Cláudio Lopes é suspeito de ter avisado, em 2010, o então subsecretário executivo de Saúde do Estado César Romero sobre ação de busca a apreensão que seria realizada na casa dele

Clarissa Thomé, O Estado de S.Paulo

26 de abril de 2017 | 23h49

RIO - Ex-procurador-geral de Justiça do Rio de Janeiro, Cláudio Lopes será investigado sob a acusação de vazar operação de busca e apreensão na casa do então subsecretário executivo de Saúde do Estado César Romero, em 2010.

Em delação premiada aos promotores da Operação Calicute, Romero recordou que durante o governo Sérgio Cabral (PMDB) era investigado por firmar contrato superfaturado de R$ 5 milhões com a empresa Toesa Service para a manutenção de ambulâncias do Estado. Certa vez, o  então secretário de Saúde Sérgio Côrtes o avisou de que no dia seguinte haveria em sua casa o cumprimento de mandados pedidos pelo Ministério Público Estadual. Côrtes o teria orientado a destruir todos os documentos comprometedores. Romero disse que usou um triturador para se livrar de parte dos documentos. A suspeita é de que a fonte do então secretário tenha sido Lopes.

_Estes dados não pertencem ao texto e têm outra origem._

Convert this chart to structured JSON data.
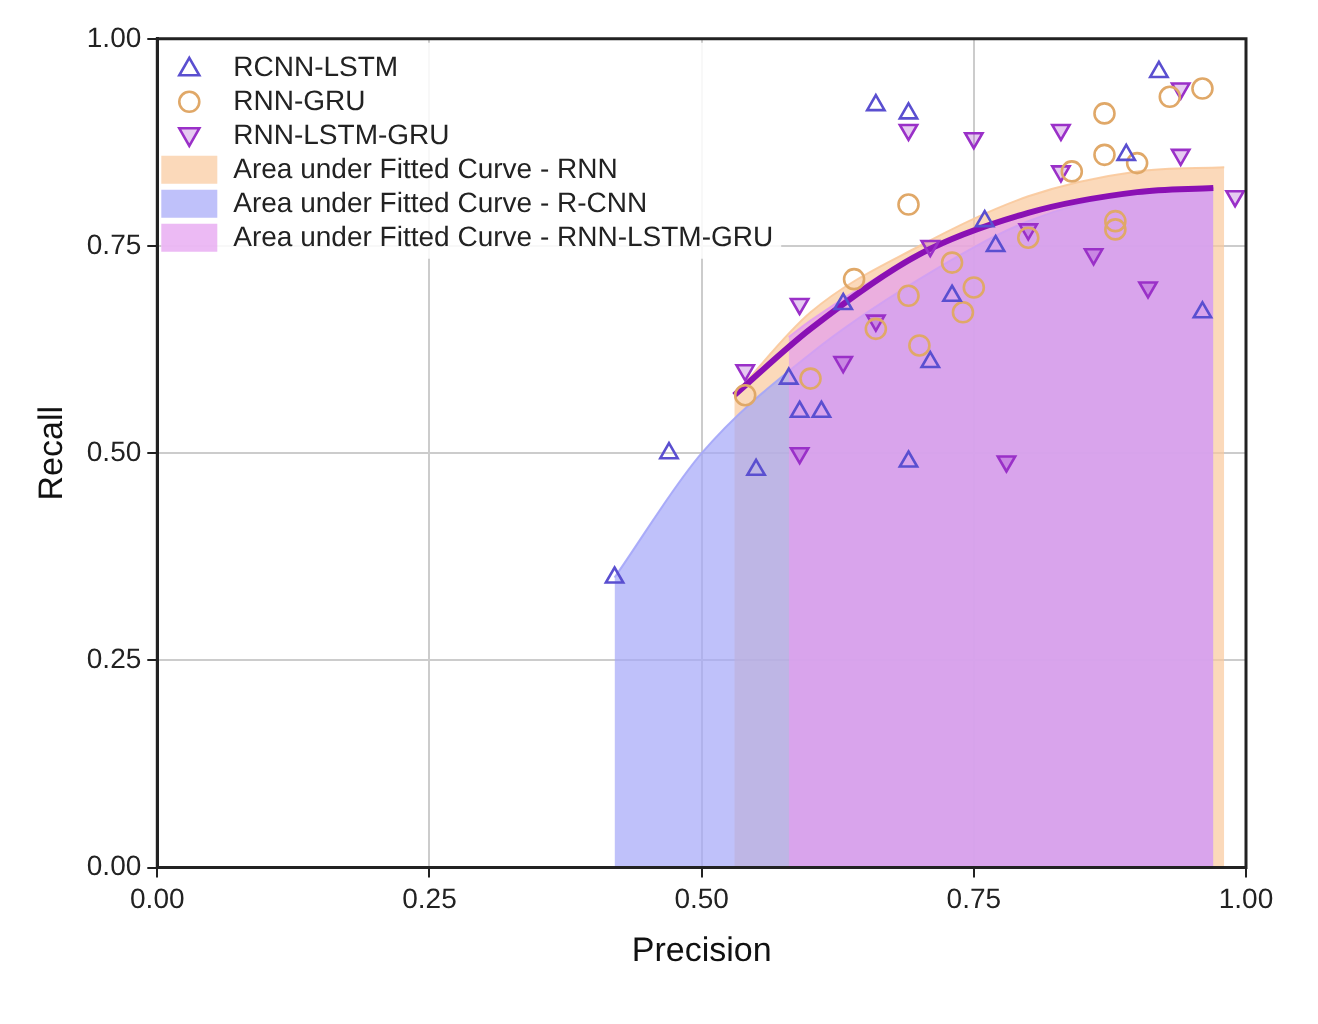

A delação de Romero foi encaminhada pelo juiz Marcelo Bretas, da 7.ª Vara Federal Criminal, ao procurador-geral de Justiça, Eduardo Gussem. “Por determinação do procurador-geral de Justiça, Eduardo Gussem, que manifestou sua suspeição para atuar no caso, a peça foi enviada, na terça-feira, 25, ao decano do Conselho Superior do Ministério Público (CSMP), o procurador de Justiça Ricardo Ribeiro Martins, que terá atribuição para atuar no presente procedimento”, informou a assessoria de imprensa do Ministério Público Estadual em nota.

Martins poderá instaurar inquérito ou oferecer denúncia ao órgão especial do Tribunal de Justiça.  Cláudio Lopes se disse “muito tranquilo” com a abertura da investigação, em entrevista ao jornal O Globo. O Estado não conseguiu localizá-lo.